Fixes for the last two problems were developed but addressing lives and score were more difficult. Logically lives and score should be moved into the Player class instead of being in the state data. Unfortunately the Player object would be destroyed every state change or after player death. Initially I tried keeping the Player object and resetting data like current position on death. Understanding what needed to be reset proved more complex than expected.
Rather than continuing to squash bugs, I rethought the approach. I left the Player object unchanged and introduced the PlayerStat object. It would be passed between states and store the player's lives and score. Sometimes a new approach is easier than blindly continuing down a path.
With scoring split, determining new high scores needed fixing. Previously when you got a new high score, you would enter your name with the keyboard but that restricts you to entering one name at a time. I modified the screen to allow you to alter the letters using up and down and move right to get to the next position until you enter three letters. Unfortunately this isn't as fast as the keyboard.
Graphics
The original developer used graphics taken from the arcade machine. While great to recreate the game, it posed copyright issues. Like my work on Mojotron: Robot Wars and Gateway Jump, I started replacing the graphics. I performed this a little differently than those previous attempts.
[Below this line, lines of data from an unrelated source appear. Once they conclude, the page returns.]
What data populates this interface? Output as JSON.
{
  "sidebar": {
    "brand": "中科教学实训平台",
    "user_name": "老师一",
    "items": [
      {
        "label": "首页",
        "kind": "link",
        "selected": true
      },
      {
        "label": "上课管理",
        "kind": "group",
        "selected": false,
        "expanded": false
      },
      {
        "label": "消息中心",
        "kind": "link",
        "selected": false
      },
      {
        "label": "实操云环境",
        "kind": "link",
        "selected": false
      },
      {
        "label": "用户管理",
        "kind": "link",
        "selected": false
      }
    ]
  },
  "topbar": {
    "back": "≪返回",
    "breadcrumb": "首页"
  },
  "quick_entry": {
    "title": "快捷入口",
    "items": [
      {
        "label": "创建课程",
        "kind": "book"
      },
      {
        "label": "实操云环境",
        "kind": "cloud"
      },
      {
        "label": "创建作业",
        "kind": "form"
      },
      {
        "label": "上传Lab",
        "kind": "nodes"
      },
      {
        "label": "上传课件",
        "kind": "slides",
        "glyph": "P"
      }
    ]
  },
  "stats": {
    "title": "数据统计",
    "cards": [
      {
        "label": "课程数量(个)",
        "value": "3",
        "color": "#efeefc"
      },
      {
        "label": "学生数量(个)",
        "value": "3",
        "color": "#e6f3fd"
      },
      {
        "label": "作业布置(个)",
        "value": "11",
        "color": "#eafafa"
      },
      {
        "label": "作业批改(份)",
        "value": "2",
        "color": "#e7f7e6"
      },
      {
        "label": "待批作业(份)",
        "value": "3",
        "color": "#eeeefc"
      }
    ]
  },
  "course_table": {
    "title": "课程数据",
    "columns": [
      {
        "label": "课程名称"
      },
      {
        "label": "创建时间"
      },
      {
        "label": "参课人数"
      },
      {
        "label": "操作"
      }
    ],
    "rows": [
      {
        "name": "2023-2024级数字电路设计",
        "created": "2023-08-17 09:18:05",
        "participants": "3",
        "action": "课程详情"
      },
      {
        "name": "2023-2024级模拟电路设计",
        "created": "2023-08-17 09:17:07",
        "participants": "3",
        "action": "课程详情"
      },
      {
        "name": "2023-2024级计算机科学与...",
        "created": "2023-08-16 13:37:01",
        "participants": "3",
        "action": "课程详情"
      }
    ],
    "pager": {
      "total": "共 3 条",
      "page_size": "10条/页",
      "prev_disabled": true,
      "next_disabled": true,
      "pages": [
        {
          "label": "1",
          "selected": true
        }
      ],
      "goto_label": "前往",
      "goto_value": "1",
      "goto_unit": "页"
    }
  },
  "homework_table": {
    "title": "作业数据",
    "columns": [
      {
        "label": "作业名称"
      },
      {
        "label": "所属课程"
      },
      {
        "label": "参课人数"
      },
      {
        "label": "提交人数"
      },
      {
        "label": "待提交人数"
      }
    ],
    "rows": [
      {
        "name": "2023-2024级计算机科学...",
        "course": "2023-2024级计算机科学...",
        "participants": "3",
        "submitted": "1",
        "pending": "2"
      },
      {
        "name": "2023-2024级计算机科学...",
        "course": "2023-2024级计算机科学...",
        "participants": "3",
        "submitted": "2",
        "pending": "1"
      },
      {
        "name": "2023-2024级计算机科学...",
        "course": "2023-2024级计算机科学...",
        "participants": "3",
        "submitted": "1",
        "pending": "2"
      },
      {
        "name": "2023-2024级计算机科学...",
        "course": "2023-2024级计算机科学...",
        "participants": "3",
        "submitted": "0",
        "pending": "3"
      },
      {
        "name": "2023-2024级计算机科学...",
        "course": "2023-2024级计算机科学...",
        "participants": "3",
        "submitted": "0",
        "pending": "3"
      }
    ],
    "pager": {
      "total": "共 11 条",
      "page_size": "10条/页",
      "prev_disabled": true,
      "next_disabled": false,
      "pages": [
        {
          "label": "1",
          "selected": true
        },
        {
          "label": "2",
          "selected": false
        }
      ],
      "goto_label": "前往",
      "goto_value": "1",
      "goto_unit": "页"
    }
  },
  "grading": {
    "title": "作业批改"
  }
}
First I picked a palette from lospec.com. All artwork would be created with this palette or altered to it. The game characters are all bugs. I looked on opengameart.org but there was no good collection which would match in style. I opted to create my own pixel art for the bugs. Most of them are designed to look similar to the original artwork. Although the one named idontknow.png turned into an ant.
At the center of the maze, there was a fruit or vegetable. For those I did start with images from opengameart.org. Despite the variety of foodstuff in the collection, I ended up creating a fair amount.
Future
The maze is still the original from the arcade. I don't know if there were additional mazes in the arcade or if it repeated like this version. The game ran with a screen taller than wide which is not current landscape of home computers. Ideally a new wide maze should be created.
Other minor enhancements could be made. It would also benefit from having a key configuration and support for joysticks. Achievements could be added for getting to the extra and special screens. Overall a great creation to help expose people to older games.